The researchers were interested
in the bacterial protein PurC, also known as SAICAR synthetase, which is
essential for purine biosynthesis and is sufficiently different from its human
orthologue to be an attractive antimicrobial target. The protein has an
extended binding site that can accommodate ATP as well as its substrate
CAIR and an aspartic acid. Using a traditional screening cascade, 960 fragments
were screened at 5 mM in a thermal shift assay, resulting in 43 hits. Each hit
was then soaked at 10 mM into crystals of PurC, resulting in 8 bound
structures, all of which occupy the ATP-binding pocket. Isothermal titration calorimetry
revealed dissociation constants as good as 178 µM, with a ligand efficiency of
0.39 kcal/mol/atom.
Next, the researchers ran a
computational screen, Fragment Hotspot Maps. This confirmed the main fragment-binding site. Indeed, the crystallographically-identified
fragments even make the hydrogen-bonding interactions predicted by the model.
However, the computational approach also identified three other hot spots, two
in the active cleft and one on the rear of the protein. There was also a “warm spot” next to the ATP-binding site. Are these real, or computational artifacts?

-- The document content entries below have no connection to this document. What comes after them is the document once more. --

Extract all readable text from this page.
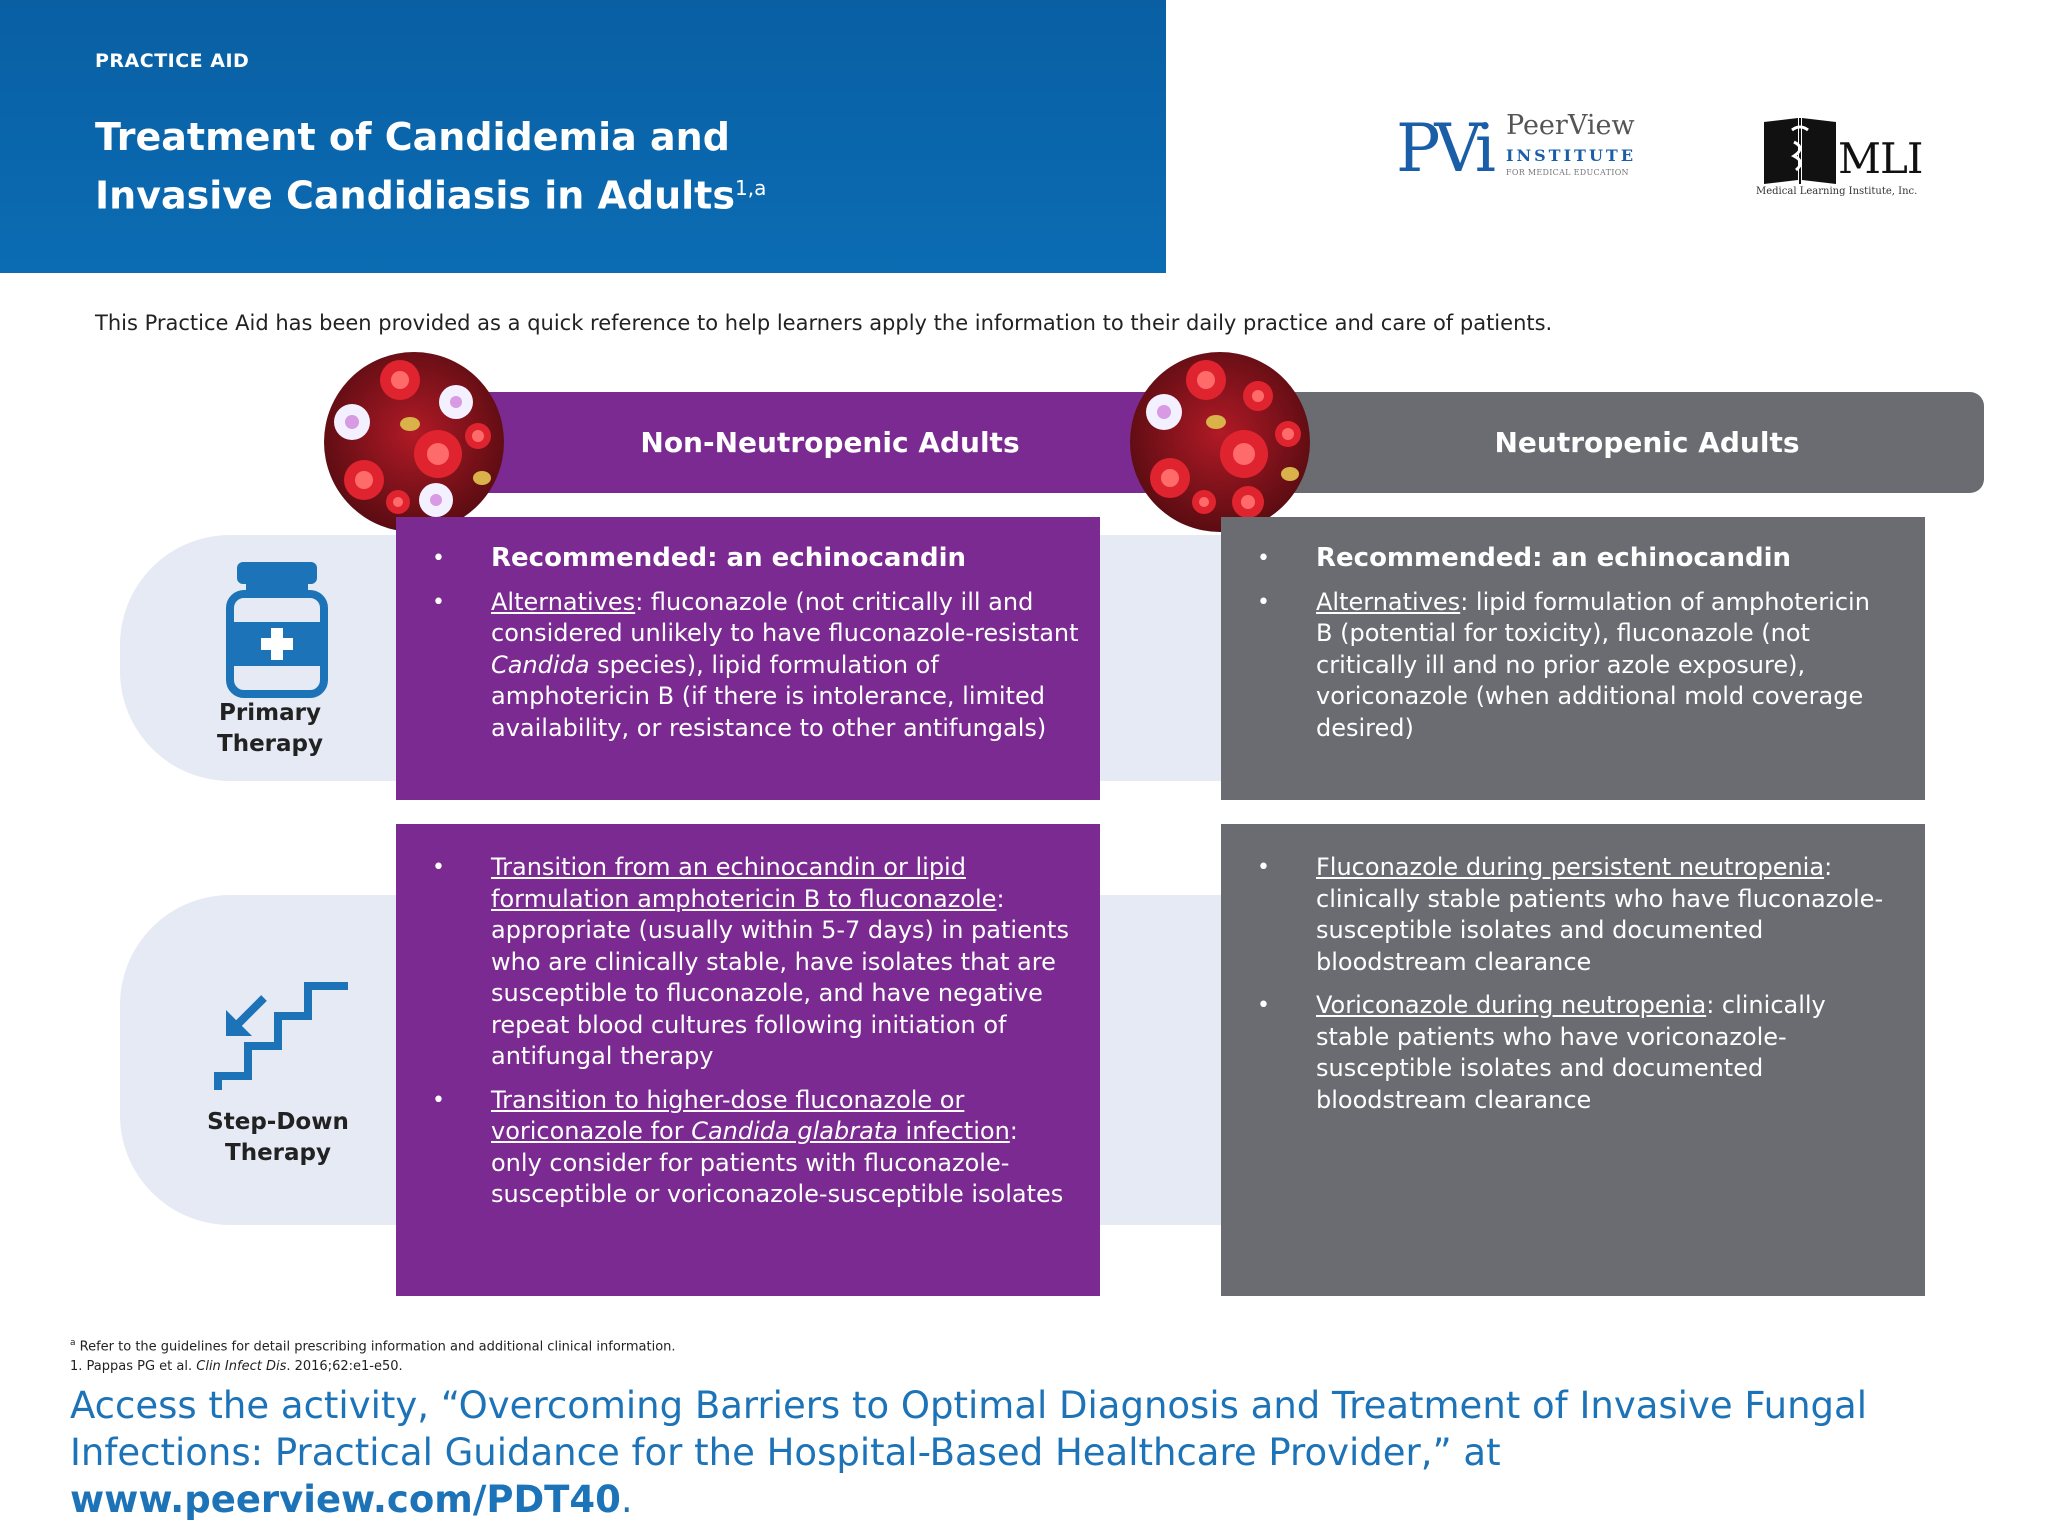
PRACTICE AID
Treatment of Candidemia and
Invasive Candidiasis in Adults$^{1,a}$
PVi PeerView
INSTITUTE
FOR MEDICAL EDUCATION	MLI
Medical Learning Institute, Inc.
This Practice Aid has been provided as a quick reference to help learners apply the information to their daily practice and care of patients.
Primary
Therapy
Step-Down
Therapy
Non-Neutropenic Adults	Neutropenic Adults
• Recommended: an echinocandin
• Alternatives: fluconazole (not critically ill and considered unlikely to have fluconazole-resistant Candida species), lipid formulation of amphotericin B (if there is intolerance, limited availability, or resistance to other antifungals)
• Recommended: an echinocandin
• Alternatives: lipid formulation of amphotericin B (potential for toxicity), fluconazole (not critically ill and no prior azole exposure), voriconazole (when additional mold coverage desired)
• Transition from an echinocandin or lipid formulation amphotericin B to fluconazole: appropriate (usually within 5-7 days) in patients who are clinically stable, have isolates that are susceptible to fluconazole, and have negative repeat blood cultures following initiation of antifungal therapy
• Transition to higher-dose fluconazole or voriconazole for Candida glabrata infection: only consider for patients with fluconazole-susceptible or voriconazole-susceptible isolates
• Fluconazole during persistent neutropenia: clinically stable patients who have fluconazole-susceptible isolates and documented bloodstream clearance
• Voriconazole during neutropenia: clinically stable patients who have voriconazole-susceptible isolates and documented bloodstream clearance
$^a$ Refer to the guidelines for detail prescribing information and additional clinical information.
1. Pappas PG et al. Clin Infect Dis. 2016;62:e1-e50.
Access the activity, “Overcoming Barriers to Optimal Diagnosis and Treatment of Invasive Fungal Infections: Practical Guidance for the Hospital-Based Healthcare Provider,” at www.peerview.com/PDT40.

To address this question, the
researchers screened fragments at a much higher concentration at XChem, and
processed the data using the PanDDA software we’ve previously described. They
screened two libraries of fragments at 30-50 mM: 125 “shapely” fragments and
768 “poised” fragments designed for rapid follow-up chemistry. The 8 hits from
the first crystallographic fragment screen were also included. This exercise
yielded structures for 35 fragments, 60% of which bound in the ATP-binding
site, including all 8 of the previously identified ones. Most of the other fragments
bound in shallow pockets or near crystallographic interfaces; only one of the other
hot spots predicted computationally had a bound fragment, and that was present
at low occupancy. Some hits made new interactions around the ATP-binding site, but
none bound in the predicted warm spot. Unfortunately, the proportions of
fragment hits coming from the two libraries are not broken out.
So in summary, both computational
and crystallographic screening correctly identified the “hottest” hot spot, but
each approach also identified additional sites that were not confirmed by the
other. The researchers ask, “are these sites truly hot spots… or are they weak
binding sites routinely seen in crystals?”